SpaceX Is To Make A Second Attempt To Launch Starship On Test Flight

spacex starship

On Thursday, SpaceX will attempt a second time to launch Starship, the most powerful rocket ever built. With the goal of sending astronauts to the Moon, Mars, and beyond.

The launch of the massive rocket on Monday was called off less than 10 minutes before the scheduled time due to a pressurisation problem in the first-stage booster.

The next window for launch from Starbase, SpaceX’s spaceport in Boca Chica, Texas. Begins on Thursday at 8:28 a.m. Central Time (1328 GMT) and will last around an hour, according to SpaceX.

Risky Initial test

Elon Musk, the founder of SpaceX, has sought to downplay expectations for the risky initial test flight of starship. Casting some question on whether the launch will go place on Thursday.

“The team is working around the clock on many issues,” Musk said late Tuesday in a tweet. “Maybe on 4/20, maybe not.”

For the first time since the Apollo programme ended in 1972. NASA has chosen the Starship spacecraft to take men to the Moon in late 2025 (a mission known as Artemis III).

A 164-foot (50-meter) tall spaceship designed to carry crew and cargo rides atop a 230-foot tall first-stage Super Heavy booster rocket.

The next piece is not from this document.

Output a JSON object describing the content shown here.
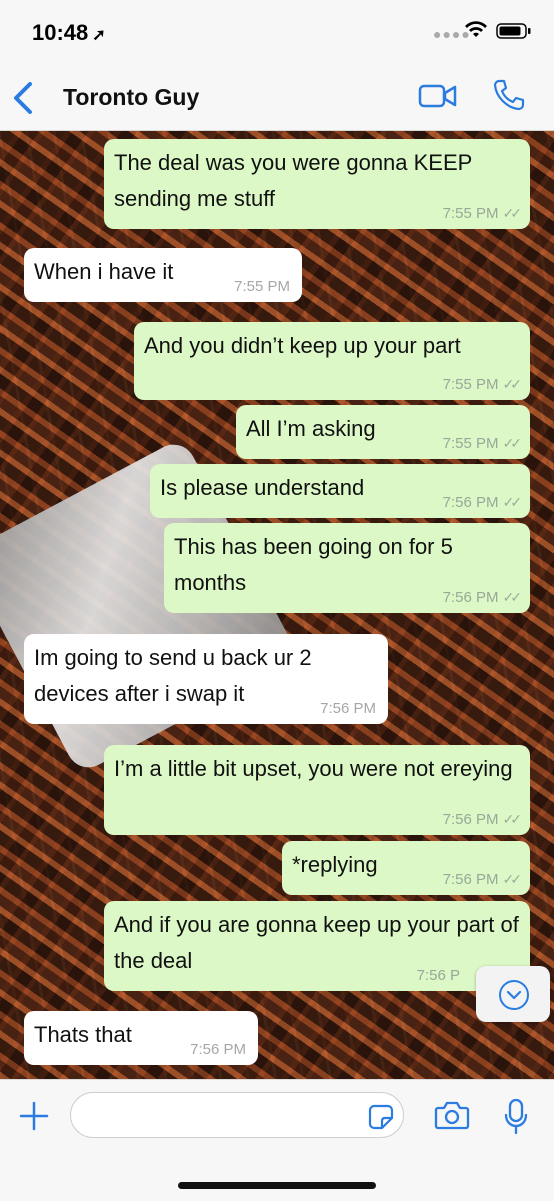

The 33 huge Raptor engines on the first-stage booster were successfully tested by SpaceX in February. But the Starship spaceship and the Super Heavy rocket have never flown together.

The integrated test flight will evaluate their combined performance.

The launch on Monday was cancelled due to a frozen pressure valve on the Super Heavy booster. And SpaceX had to postpone another attempt for 48 hours in order to recycle the liquid methane and liquid oxygen that powers the rocket.

Musk had previously warned that delays and technical concerns were likely.

“It’s a very risky flight,” he said. “It’s the first launch of a very complicated, gigantic rocket.

“There’s a million ways this rocket could fail,” Musk said. “We’re going to be very careful and if we see anything that gives us concern, we’ll postpone.”